Top 10 Things to Know: Lifestyle Factors and Chronic Disease
Sometimes, you don’t have time to read long emails, and you just want the bullet points about what’s really important. Here’s a list of 10 important things you can do to decrease your risk of chronic diseases like cancer, obesity, heart disease, and diabetes.
- Adopt an “anti-inflammatory diet,” low in red meat, sugar, processed foods, and dairy products, and high in foods that fight inflammation, like the ones included in this month’s list of 30. Chronic inflammation as a general “state” in the body—different from the temporary swelling around a minor cut—has been linked to many conditions, such as heart disease, Type 2 diabetes, cancer, obesity, liver disease, and even Alzheimer’s disease.
- Eat fewer calories AND exercise more to maintain a healthy weight. For many people, both of those approaches are needed for effective weight loss or weight maintenance. Excess body weight is linked to increased risk of several cancers, cardiovascular disease, type 2 diabetes, sleep apnea, and arthritis. Check with your doctor before starting a new eating and/or exercise program.

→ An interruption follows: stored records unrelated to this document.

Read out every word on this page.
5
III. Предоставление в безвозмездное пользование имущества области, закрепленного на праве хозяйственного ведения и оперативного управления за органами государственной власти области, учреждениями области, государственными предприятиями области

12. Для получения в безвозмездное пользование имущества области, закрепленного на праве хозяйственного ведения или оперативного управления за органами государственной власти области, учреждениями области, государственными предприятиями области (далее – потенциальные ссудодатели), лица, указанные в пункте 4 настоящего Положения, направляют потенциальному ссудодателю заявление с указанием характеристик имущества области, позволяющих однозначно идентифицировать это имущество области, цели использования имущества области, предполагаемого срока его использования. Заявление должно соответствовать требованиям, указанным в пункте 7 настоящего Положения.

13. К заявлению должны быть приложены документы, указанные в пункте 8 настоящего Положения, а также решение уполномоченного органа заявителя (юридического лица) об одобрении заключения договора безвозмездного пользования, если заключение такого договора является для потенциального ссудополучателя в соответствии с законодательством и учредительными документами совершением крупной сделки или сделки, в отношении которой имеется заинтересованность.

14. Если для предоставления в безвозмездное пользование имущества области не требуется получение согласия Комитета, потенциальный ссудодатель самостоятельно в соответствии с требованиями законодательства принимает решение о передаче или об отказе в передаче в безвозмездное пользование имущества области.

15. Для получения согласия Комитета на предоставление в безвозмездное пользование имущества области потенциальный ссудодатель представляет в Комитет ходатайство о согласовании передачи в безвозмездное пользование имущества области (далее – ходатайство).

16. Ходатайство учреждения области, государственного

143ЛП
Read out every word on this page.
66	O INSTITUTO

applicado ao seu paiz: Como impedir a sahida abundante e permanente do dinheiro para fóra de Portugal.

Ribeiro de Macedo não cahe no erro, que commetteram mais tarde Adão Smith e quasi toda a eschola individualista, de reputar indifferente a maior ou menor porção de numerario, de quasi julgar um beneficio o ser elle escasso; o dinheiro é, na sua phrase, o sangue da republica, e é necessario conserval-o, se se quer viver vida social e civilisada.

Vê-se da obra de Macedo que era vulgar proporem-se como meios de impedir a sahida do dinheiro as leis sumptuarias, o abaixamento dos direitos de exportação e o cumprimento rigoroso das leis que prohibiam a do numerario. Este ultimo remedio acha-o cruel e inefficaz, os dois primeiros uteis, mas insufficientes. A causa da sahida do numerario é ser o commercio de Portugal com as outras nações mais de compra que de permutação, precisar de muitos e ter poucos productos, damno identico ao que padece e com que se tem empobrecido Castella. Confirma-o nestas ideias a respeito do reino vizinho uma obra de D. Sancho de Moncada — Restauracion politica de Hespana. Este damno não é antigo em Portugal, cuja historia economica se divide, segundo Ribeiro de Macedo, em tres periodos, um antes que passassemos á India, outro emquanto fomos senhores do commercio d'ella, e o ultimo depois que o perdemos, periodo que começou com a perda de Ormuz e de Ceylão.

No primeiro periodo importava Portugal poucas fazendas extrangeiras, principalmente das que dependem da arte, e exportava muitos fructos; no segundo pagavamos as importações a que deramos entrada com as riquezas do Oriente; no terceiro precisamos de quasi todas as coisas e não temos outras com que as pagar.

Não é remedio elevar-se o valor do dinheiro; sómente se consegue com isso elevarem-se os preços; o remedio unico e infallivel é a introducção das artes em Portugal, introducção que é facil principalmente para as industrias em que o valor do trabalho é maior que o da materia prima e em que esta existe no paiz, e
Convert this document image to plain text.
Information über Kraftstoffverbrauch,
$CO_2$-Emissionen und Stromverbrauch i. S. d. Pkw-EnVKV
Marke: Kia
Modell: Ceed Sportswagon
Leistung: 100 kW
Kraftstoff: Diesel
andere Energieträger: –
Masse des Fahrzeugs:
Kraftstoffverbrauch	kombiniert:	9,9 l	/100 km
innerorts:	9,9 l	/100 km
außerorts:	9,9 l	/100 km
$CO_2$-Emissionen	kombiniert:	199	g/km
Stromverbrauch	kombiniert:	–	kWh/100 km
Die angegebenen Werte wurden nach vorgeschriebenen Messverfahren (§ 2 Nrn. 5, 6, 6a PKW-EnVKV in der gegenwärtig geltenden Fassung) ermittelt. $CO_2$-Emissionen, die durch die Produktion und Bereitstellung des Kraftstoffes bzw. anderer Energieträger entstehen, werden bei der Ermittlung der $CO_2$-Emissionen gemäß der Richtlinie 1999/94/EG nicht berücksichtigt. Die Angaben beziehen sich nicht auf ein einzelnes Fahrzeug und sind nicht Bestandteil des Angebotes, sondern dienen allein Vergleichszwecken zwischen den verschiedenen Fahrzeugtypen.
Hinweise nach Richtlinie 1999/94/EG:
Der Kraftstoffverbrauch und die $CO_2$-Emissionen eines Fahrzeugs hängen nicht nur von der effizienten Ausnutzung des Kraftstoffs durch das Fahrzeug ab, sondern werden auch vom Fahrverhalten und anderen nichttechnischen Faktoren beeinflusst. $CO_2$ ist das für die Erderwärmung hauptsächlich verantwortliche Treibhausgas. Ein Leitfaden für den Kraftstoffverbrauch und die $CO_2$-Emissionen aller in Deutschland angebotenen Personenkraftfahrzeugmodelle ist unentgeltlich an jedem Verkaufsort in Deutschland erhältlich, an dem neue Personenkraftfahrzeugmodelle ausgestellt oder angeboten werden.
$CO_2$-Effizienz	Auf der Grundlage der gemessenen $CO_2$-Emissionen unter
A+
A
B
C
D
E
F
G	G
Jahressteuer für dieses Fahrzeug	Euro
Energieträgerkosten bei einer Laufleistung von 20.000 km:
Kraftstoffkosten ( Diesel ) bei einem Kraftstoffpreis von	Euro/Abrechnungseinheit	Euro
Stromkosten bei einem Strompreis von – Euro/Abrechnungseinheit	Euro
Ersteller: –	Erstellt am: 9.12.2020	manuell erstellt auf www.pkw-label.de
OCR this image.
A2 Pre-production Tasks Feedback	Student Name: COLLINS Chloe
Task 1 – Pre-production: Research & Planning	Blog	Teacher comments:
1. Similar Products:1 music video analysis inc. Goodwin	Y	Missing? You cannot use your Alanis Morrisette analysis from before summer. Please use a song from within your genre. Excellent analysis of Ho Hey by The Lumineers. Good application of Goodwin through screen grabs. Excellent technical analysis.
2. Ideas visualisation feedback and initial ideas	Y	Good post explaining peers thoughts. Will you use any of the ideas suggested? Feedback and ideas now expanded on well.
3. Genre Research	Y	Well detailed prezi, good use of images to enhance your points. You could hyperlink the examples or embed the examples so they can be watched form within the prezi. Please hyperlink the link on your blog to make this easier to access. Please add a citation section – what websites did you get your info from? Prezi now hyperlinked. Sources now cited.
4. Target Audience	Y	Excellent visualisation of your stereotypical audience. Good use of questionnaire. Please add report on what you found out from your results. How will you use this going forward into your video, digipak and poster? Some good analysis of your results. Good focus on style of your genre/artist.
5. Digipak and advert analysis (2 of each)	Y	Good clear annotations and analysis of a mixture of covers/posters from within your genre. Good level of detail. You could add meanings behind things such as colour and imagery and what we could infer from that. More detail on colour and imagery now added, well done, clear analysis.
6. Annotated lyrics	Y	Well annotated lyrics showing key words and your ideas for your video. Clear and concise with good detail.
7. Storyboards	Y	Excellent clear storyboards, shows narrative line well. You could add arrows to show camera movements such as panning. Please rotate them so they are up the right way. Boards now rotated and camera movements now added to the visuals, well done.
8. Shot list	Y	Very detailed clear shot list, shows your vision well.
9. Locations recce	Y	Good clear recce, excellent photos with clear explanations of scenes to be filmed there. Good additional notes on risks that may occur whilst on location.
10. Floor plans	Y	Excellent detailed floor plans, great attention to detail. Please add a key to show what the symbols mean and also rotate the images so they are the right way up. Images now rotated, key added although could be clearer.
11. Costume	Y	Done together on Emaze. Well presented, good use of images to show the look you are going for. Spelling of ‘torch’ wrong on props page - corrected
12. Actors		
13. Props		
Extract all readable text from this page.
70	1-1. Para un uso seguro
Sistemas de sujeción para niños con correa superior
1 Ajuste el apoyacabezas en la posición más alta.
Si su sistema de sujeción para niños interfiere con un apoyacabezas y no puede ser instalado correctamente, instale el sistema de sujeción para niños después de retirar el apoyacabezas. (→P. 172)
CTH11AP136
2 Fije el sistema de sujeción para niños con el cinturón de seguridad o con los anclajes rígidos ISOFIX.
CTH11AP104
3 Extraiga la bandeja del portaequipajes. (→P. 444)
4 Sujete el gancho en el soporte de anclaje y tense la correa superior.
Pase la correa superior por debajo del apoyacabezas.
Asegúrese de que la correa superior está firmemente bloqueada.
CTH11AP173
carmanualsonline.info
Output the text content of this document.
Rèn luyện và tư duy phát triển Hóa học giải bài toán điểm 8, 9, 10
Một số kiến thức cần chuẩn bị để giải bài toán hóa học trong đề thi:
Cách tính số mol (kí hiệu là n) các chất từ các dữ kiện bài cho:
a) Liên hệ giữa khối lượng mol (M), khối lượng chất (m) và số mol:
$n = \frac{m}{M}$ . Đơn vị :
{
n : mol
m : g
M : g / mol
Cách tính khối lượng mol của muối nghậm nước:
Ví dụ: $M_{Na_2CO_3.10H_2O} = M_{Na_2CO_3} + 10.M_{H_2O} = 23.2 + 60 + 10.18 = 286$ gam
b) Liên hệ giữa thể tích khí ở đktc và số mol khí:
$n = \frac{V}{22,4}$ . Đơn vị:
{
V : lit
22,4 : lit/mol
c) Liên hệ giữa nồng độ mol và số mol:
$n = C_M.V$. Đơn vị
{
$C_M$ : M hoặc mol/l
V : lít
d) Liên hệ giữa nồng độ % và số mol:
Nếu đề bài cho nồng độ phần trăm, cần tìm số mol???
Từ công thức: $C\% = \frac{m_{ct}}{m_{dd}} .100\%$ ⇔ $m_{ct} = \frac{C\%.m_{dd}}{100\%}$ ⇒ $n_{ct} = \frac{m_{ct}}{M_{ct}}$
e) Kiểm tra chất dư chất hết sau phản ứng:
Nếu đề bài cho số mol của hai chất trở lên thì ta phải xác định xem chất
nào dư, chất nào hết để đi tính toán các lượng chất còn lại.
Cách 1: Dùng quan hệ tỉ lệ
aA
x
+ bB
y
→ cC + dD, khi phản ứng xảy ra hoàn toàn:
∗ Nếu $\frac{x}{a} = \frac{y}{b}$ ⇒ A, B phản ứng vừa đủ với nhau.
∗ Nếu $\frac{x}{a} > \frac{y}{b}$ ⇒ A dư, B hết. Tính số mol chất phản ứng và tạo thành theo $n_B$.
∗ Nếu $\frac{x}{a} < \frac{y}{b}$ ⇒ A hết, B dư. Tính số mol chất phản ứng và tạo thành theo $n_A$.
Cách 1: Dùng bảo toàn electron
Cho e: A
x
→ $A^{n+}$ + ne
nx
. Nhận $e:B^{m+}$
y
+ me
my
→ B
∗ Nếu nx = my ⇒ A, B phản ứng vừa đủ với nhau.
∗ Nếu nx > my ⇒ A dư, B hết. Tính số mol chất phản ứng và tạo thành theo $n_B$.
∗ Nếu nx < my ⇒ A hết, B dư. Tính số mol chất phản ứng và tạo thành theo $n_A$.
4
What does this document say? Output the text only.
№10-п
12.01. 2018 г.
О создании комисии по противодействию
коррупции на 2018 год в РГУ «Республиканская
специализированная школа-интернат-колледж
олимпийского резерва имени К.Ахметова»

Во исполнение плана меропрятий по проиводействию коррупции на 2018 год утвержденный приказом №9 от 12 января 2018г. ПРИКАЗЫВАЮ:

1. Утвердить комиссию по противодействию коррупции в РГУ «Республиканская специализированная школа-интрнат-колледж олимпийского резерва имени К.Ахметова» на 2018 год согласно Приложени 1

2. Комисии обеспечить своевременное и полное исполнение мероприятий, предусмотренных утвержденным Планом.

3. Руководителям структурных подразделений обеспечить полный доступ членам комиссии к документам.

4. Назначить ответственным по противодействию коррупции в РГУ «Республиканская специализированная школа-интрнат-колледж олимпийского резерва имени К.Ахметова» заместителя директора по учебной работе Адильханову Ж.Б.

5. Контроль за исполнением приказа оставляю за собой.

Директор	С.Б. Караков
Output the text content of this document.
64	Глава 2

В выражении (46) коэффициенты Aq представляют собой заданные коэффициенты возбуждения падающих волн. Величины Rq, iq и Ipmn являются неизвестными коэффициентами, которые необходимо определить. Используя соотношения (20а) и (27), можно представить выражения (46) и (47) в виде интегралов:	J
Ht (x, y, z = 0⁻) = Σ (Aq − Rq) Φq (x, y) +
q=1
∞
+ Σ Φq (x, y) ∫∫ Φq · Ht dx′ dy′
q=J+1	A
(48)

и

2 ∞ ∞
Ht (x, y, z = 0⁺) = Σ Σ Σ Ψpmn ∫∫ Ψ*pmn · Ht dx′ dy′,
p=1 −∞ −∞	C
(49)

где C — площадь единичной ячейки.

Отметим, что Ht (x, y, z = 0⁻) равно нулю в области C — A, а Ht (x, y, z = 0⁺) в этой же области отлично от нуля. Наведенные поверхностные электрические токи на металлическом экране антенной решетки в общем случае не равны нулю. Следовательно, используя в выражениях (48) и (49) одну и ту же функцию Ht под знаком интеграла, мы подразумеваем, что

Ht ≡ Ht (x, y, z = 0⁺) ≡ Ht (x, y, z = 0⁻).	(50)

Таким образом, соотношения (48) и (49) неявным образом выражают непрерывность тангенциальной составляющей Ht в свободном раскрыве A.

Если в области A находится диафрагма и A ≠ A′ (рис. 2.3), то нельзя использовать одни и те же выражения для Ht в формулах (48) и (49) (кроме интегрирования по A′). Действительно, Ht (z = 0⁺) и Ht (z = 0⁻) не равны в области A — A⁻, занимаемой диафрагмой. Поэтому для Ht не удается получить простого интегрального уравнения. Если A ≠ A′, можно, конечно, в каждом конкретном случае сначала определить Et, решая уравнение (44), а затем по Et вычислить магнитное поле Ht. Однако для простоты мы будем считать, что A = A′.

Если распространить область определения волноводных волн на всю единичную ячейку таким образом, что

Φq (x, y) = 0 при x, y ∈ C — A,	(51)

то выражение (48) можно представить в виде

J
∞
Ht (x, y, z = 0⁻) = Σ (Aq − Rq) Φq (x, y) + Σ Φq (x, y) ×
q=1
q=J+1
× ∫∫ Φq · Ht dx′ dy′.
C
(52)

- Exercise as often and as vigorously as you can, within the bounds of safety for your personal physical fitness level. While there is no magical prescription for longevity and good health, exercise comes close. Among men with prostate cancer, several studies have shown that faster-paced walking or vigorous exercise significantly reduced the risk of prostate cancer recurrence or prostate cancer death (respectively), compared with less intense or slower-paced exercise. But as researchers continue to study the effects of exercise, we’re learning that you don’t have to do punishing daily Cross-Fit workouts to see benefits. That famous 10,000 steps-per-day goal has no clear scientific basis; in fact, a large study of older women showed reduced risk of death with as few as 4,400 daily steps (a little over 2 miles), with increasing benefit up to 7,500 steps.
- Eat more fish—evidence from several studies suggest that fish may lower the risk of heart disease and Alzheimer’s because they have “good fat,” particularly omega-3 fatty acids. Omega-3s may also benefit people with Type 2 diabetes. Watch out for high levels of mercury in larger, deep-ocean fish such as shark and swordfish. Women who are pregnant or nursing, and children should be especially careful.
- Cook with extra virgin olive oil. 20 years ago, the dominant dietary “prescription” was that all fats were bad. Now we know that trans fats (in, for example, margarine, microwave popcorn, and packaged baked goods) are the ones to avoid. For EVOO, consider 1-3 tablespoons per day, depending on your size. Make sure you use the first pressed “extra virgin” oil: it contains more polyphenols, natural compounds with a broad spectrum of potential anti-oxidant, anti-inflammatory, anti-cancer, and other health-promoting effects.
- Incorporate cruciferous vegetables (like broccoli and cauliflower) into many of your weekly meals. They contain compounds called glucosinolates that have anti-cancer properties: they promote cellular excretion of mutation-causing carcinogens, aid with anti-oxidation, and arrest cancer cell growth.
- Enjoy coffee, if you drink it. A recent study of adults in the US found that coffee drinking (1 or more cups per day) was linked to lower risk of death during the study follow-up period. We don’t currently think it’s the caffeine that provides the health benefits, so feel free to enjoy a cup of decaf in the afternoon if you like.
- Avoid smoking for many reasons. Smoking accounts for 19% of cancer cases, across multiple cancer types, including lung, oral cavity, larynx, and esophagus. Smoking causes lung disease, type 2 diabetes, heart disease and stroke, and triggers asthma. If you don’t smoke, but live with someone who does, support them in quitting. Secondhand smoke can damage health, too.
- Drink alcohol in moderation. Moderate alcohol use has been linked to decreased risk heart disease and stroke, but with increased risk of breast and other cancers, and a recent recommendation from a federal committee on new US dietary guidelines states that men should limit drinks to one per day (vs the previous limit of two). If you do drink, try one glass of red wine per day. Red wine contains resveratrol, which has been shown to possibly have cancer-fighting properties.
- Relax and enjoy life. Studies have shown that the stress hormone cortisol can interfere with cancer cell death. Elevated stress is linked to several disorders including depression, anxiety, sleep problems, weight gain, digestive issues, and heart disease. The good news? There are effective interventions to help reduce stress. These days, with so much additional uncertainty and hardship caused by COVID-19, finding a strategy that works for you is all the more important. If you need more help, talk to your doctor.